Dadurch entsteht eine ungeheuere Spannung, die sich früher oder später entladen muss. Auf welche Weise bleibt dem Leser auf den Anfangsseiten noch verborgen. Die Anfangssätze "Die besten Dinge strahlen vor Angst" deuten schon in eine ähnliche Richtung. Ich bin sehr gespannt, was in dieser Geschichte gut und gleichzeitig angsteinflößend ist.

Ein gelungener Debütroman in direkter, unverblümter Sprache! Enrico, der im Stahlwerk Lucchini arbeitet bzw. kürzlich gefeuert wurde, ist im Laufe der Zeit verbittert geworden. Seine Ehefrau Rosa bezeichnet er als Hure und auch auch für seine Tochter empfindet er mehr Hass und unterdrückte Wut als Liebe. Auslöser ist die Veränderung des pubertierenden Körpers, die ihn in den Wahnsinn treibt. Nun meint er, seine Tochter ständig kontrollieren zu müssen und verbringt seine Freizeit mit einem Fernglas am Fenster, um ihren Bikini-Körper am Strand beobachten zu können. Allein schon der Gedanke an potentielle männlche Verehrer löst bei ihm Geschreie und Tobsuchtsanfälle aus. Wenn er wüsste...
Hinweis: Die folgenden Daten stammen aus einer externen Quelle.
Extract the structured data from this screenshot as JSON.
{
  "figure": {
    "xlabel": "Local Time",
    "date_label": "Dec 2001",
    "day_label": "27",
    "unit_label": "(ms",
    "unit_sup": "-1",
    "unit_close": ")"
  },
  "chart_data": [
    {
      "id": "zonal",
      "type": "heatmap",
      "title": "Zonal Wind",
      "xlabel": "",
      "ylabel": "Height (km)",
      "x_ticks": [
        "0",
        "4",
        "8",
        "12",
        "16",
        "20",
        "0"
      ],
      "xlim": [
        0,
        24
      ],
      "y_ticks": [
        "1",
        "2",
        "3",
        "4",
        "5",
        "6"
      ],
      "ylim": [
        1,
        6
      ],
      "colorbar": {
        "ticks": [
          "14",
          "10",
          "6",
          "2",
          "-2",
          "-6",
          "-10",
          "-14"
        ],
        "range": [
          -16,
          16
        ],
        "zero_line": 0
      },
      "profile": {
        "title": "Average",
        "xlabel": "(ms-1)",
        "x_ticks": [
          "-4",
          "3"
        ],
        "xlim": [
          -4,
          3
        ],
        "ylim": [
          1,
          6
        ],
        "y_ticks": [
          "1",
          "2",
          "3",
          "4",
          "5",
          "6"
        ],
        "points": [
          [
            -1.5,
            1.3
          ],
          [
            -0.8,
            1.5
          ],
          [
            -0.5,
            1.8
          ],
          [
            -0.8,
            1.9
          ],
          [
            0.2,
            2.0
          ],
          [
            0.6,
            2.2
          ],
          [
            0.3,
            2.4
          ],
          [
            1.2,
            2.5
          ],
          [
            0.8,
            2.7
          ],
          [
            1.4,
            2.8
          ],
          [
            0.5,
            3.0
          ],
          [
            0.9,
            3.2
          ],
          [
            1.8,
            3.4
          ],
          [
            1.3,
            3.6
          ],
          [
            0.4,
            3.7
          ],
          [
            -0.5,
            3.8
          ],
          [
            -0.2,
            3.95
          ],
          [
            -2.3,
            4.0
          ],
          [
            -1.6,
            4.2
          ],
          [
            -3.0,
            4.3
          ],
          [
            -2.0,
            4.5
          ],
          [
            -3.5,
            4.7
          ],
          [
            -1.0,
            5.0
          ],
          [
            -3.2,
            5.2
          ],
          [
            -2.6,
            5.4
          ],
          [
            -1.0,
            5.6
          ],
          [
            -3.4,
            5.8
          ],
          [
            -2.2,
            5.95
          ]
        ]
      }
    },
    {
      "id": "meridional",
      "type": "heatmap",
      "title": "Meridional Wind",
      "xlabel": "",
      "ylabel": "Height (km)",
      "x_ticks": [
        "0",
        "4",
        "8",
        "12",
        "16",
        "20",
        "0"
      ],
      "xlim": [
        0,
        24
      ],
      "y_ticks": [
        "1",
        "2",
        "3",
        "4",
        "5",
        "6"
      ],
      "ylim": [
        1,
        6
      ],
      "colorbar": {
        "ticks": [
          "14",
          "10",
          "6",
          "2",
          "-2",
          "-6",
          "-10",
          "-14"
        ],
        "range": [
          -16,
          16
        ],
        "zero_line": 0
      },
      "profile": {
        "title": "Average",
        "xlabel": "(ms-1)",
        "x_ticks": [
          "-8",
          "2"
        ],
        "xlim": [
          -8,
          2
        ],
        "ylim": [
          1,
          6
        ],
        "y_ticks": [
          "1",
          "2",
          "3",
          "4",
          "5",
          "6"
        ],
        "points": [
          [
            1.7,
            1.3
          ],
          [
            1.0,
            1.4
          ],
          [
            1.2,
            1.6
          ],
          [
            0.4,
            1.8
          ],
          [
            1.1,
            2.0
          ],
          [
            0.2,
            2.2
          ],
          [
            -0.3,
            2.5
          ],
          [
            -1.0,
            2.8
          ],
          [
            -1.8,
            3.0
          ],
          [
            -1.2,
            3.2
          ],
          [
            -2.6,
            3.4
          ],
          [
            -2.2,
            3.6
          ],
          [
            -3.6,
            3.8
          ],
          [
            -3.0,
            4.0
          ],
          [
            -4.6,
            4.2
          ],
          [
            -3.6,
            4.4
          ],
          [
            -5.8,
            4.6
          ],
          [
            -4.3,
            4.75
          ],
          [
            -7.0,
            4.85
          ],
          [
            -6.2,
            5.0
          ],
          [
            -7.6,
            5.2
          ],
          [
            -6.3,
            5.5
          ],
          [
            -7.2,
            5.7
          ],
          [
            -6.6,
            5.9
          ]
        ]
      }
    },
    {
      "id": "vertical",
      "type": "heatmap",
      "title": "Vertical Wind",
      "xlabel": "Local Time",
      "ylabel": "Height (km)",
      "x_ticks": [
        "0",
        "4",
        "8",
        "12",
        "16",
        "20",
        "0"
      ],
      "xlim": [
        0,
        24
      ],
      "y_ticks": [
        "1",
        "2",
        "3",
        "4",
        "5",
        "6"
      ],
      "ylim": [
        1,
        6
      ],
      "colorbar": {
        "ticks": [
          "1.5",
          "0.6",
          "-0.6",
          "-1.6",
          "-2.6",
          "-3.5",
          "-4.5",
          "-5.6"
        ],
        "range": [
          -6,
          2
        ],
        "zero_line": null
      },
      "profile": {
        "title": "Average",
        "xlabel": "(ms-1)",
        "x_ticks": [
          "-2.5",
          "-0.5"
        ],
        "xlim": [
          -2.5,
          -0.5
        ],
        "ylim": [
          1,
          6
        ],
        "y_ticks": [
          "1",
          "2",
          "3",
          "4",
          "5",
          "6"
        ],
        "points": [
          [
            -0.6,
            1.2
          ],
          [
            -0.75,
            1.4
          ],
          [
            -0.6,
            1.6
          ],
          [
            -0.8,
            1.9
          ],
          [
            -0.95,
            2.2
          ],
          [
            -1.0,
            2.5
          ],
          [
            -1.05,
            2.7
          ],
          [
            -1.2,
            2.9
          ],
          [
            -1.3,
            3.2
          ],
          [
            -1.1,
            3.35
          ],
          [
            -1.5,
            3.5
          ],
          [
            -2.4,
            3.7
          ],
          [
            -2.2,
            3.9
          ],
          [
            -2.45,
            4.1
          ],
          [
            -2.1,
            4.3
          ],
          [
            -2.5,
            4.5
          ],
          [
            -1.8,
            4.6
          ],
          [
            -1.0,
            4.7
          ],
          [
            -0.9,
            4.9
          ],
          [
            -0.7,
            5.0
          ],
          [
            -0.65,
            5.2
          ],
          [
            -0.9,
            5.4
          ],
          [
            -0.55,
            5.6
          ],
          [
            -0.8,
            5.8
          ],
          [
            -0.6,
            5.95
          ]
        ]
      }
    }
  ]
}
Francesca und ihre Freundin Anna warten auf die Welt, das richtige Leben. Wie die Zwanzigjährigen möchten sie Cocktails trinken, hohe Schuhe tragen und sich mit allen denkbaren Accessoires schmücken.

"Die Welt musste erst noch kommen. Die Welt kommt mit 14." So ihre Hoffnung. Aber auch nun tun sie einiges, um diese Welt zu erforschen, die ihnen noch so fremd erscheint. Vor allem die aufkeimende Sexualität. Ganz bewusst spielen sie mit ihren jugendlichen Reizen, locken die Blicke der Männer auf ihre Körper und spielen auf deren erotische Fantasien an. Wie sich das weiterentwickelt bleibt abzuwarten. Interessant sind die Personenkonstellationen und die Ausstattung der Charaktere. Im Gegensatz zu den beiden Mädchen, die ihr Leben in vollen Zügen ausschöpfen, stehen die Fabrikarbeiter und die Familien der beiden. Sie werden mit der harten Realität konfrontiert, mit Sorgen, Geldnöten, Spielsucht und dem Arbeitsplatzverlust. Erfahrungen, die sie wahrscheinlich zu dem haben werden lassen, wie es dem Leser in Enrico begegnet. Der Leseeindruck bricht an einer gelungenen Stelle ab. Durch die lockere Schreibweise war man schon mittendrin in der Story und hätte gerne mehr erfahren!